Barack Obama, The Pretentious Prevaricator

Tonight I wrap up my analysis of the President’s recent speech to the Joint Session of Congress. When I started I thought for sure I would find one or two juicy tidbits, in addition to the blatant lies we all noticed right away. How was I to know that I would find 17 places in his speech where he lied to, or misled, the American people?

The President began to wrap up his speech by telling us about those who have suffered silently, he spoke of the many Americans who were counting on us to succeed, the ones who shared their stories at town hall meetings, in emails and in letters. Then the only example he offered was a letter from the recently departed Ted Kennedy.

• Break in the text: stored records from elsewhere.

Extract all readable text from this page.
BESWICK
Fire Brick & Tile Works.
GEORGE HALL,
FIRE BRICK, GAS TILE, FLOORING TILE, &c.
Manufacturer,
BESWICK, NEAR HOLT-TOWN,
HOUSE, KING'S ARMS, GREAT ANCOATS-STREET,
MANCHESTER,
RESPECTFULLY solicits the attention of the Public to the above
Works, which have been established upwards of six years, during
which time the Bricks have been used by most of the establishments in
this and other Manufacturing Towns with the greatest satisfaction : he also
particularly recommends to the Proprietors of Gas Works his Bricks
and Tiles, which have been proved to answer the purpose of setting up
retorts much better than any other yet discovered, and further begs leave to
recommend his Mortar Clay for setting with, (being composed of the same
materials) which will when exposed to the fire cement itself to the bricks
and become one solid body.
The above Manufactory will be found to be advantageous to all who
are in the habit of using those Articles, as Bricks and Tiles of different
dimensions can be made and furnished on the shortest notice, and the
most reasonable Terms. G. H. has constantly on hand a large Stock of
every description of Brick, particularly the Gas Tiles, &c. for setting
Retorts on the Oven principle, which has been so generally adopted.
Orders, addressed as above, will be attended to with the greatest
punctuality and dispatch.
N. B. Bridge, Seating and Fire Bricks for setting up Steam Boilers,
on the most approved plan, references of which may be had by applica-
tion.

I received one of those letters a few days ago. It was from our beloved friend and colleague, Ted Kennedy. He had written it back in May, shortly after he was told that his illness was terminal. He asked that it be delivered upon his death.

In it, he spoke about what a happy time his last months were, thanks to the love and support of family and friends, his wife, Vicki, his amazing children, who are all here tonight. And he expressed confidence that this would be the year that health care reform — “that great unfinished business of our society,” he called it — would finally pass. He repeated the truth that health care is decisive for our future prosperity, but he also reminded me that “it concerns more than material things.” “What we face,” he wrote, “is above all a moral issue; at stake are not just the details of policy, but fundamental principles of social justice and the character of our country.”

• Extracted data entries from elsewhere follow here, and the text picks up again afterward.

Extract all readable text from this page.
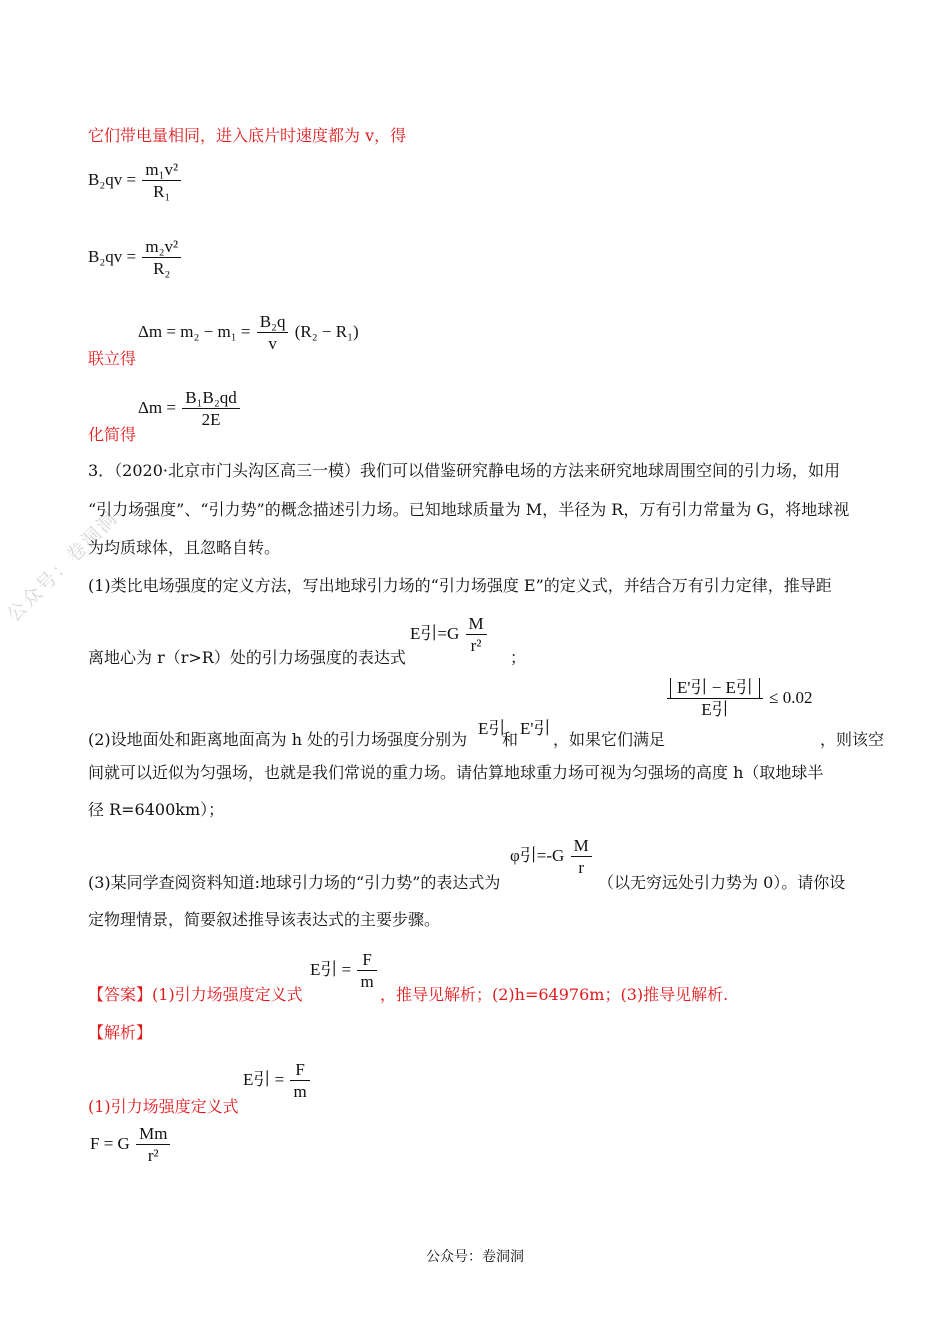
公众号：卷洞洞
它们带电量相同，进入底片时速度都为 v，得
$B_2qv = \frac{\text{m₁v²}}{\text{R₁}}$
$B_2qv = \frac{\text{m₂v²}}{\text{R₂}}$
$\Delta m = m_2 - m_1 = \frac{\text{B₂q}}{v} (R_2 - R_1)$
联立得
$\Delta m = \frac{\text{B₁B₂qd}}{2E}$
化简得
3．（2020·北京市门头沟区高三一模）我们可以借鉴研究静电场的方法来研究地球周围空间的引力场，如用
“引力场强度”、“引力势”的概念描述引力场。已知地球质量为 M，半径为 R，万有引力常量为 G，将地球视
为均质球体，且忽略自转。
(1)类比电场强度的定义方法，写出地球引力场的“引力场强度 E”的定义式，并结合万有引力定律，推导距
离地心为 r（r>R）处的引力场强度的表达式
E引$=G \frac{M}{\text{r²}}$
；
(2)设地面处和距离地面高为 h 处的引力场强度分别为
E引
和
E'引
，如果它们满足
$\frac{\text{E'引 − E引}}{\text{E引}} \le 0.02$
，则该空
间就可以近似为匀强场，也就是我们常说的重力场。请估算地球重力场可视为匀强场的高度 h（取地球半
径 R=6400km）；
(3)某同学查阅资料知道:地球引力场的“引力势”的表达式为
φ引$=-G \frac{M}{r}$
（以无穷远处引力势为 0）。请你设
定物理情景，简要叙述推导该表达式的主要步骤。
【答案】(1)引力场强度定义式
E引 = $\frac{F}{m}$
，推导见解析；(2)h=64976m；(3)推导见解析.
【解析】
(1)引力场强度定义式
E引 = $\frac{F}{m}$
F = G $\frac{Mm}{\text{r²}}$
公众号：卷洞洞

I could be mistaken, but I’m pretty sure Ted Kennedy wasn’t an average American who received substandard health care. He was a sitting U.S. Senator with a unique health care plan that offered coverage which every non-politician in the country wishes they had access to.

It’s sad when anyone loses their battle with cancer, but invoking the name of Ted Kennedy was nothing more than an attempt to get sympathy votes for a health care bill that, in it’s current form, hasn’t got a snowball’s chance in hell of passing. If it could pass in it’s current form, Nancy Pelosi and Harry Reid would not be waiting a single moment. They’ve set a deadline for Thanksgiving. Why not vote on it now? I thought they were trying to pass this bill before the summer recess? What’s the hold up?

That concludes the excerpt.